Una esperanza frágil, según las familias desplazadas, surge con la llegada del nuevo año: la posibilidad de estabilidad, seguridad y una oportunidad para reconstruir sus vidas interrumpidas por el conflicto. Umm Rabee’ Al-Malash, de pie frente a su tienda, pidió una mayor participación internacional y afirmó que “el pueblo palestino debe recibir apoyo, ya que ha sufrido un sufrimiento inmenso” y que se ayude a reconstruir la Franja de Gaza, a lograr la paz y a crear un Estado donde puedan vivir en paz y seguridad.
El impacto en los niños es, para muchos, una de las cicatrices más profundas de la guerra. Las escuelas en Gaza han sido dañadas o destruidas y miles de jóvenes han perdido meses de aprendizaje. Wafaa Al-Khawaja expresó temores por la próxima generación, diciendo que “ojalá pudiéramos vivir como el resto del mundo”. Describió días consumidos por la lucha para encontrar comida, agua y abrigo, y afirmó que “nuestros hijos hoy no tienen educación ni nada”.
En el norte de Gaza, el desplazamiento ha separado a las familias de sus hogares y de los medios de vida que habían construido durante décadas. Kamal Abu Hsheish, originario del campamento de Jabalia, señaló que su único deseo es regresar a la vida que conocía antes de la guerra, aunque, por ahora, la realidad diaria en los campamentos continúa imponiendo condiciones humanitarias severas a miles de familias.
Las agencias de ayuda advierten de crecientes desafíos para las labores de socorro, entre ellos infraestructura dañada, acceso restringido y la magnitud de las necesidades. La reconstrucción, señalaron, requerirá un compromiso internacional sostenido una vez que las condiciones lo permitan y si el acuerdo de paz de Gaza progresa a la siguiente etapa.

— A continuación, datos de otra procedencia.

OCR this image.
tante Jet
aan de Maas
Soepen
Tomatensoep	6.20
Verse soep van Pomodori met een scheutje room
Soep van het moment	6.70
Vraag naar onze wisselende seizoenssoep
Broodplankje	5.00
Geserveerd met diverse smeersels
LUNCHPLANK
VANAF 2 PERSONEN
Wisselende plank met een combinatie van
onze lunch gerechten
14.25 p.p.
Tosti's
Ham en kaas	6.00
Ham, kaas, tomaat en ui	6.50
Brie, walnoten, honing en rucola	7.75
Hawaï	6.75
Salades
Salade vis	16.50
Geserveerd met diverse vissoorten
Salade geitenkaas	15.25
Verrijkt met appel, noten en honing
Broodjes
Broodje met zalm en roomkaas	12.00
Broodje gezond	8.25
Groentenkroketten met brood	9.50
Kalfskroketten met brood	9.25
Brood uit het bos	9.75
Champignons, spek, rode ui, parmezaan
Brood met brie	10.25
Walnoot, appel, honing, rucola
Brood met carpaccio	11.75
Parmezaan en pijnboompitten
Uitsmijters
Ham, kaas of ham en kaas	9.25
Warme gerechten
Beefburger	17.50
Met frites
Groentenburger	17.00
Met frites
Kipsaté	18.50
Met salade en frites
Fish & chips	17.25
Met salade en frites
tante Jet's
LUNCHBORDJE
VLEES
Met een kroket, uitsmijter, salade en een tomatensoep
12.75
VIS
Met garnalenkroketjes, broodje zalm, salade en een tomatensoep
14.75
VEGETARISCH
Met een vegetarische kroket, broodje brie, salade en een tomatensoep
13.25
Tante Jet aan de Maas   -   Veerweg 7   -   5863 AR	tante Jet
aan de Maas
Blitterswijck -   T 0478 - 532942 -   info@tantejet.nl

A medida que la población desplazada observa el inicio de otro año sin vislumbrar un regreso a su antigua vida, las esperanzas siguen vinculadas al fin de la violencia y a un progreso político significativo en el plan de 20 puntos que estableció el alto el fuego entre Israel y Hamas a principios de octubre. Mientras tanto, las familias esperan, soportando la pérdida y la incertidumbre, aferrándose a la posibilidad de que los próximos meses traigan finalmente seguridad, dignidad y la oportunidad de regresar a casa para reconstruir sus vidas.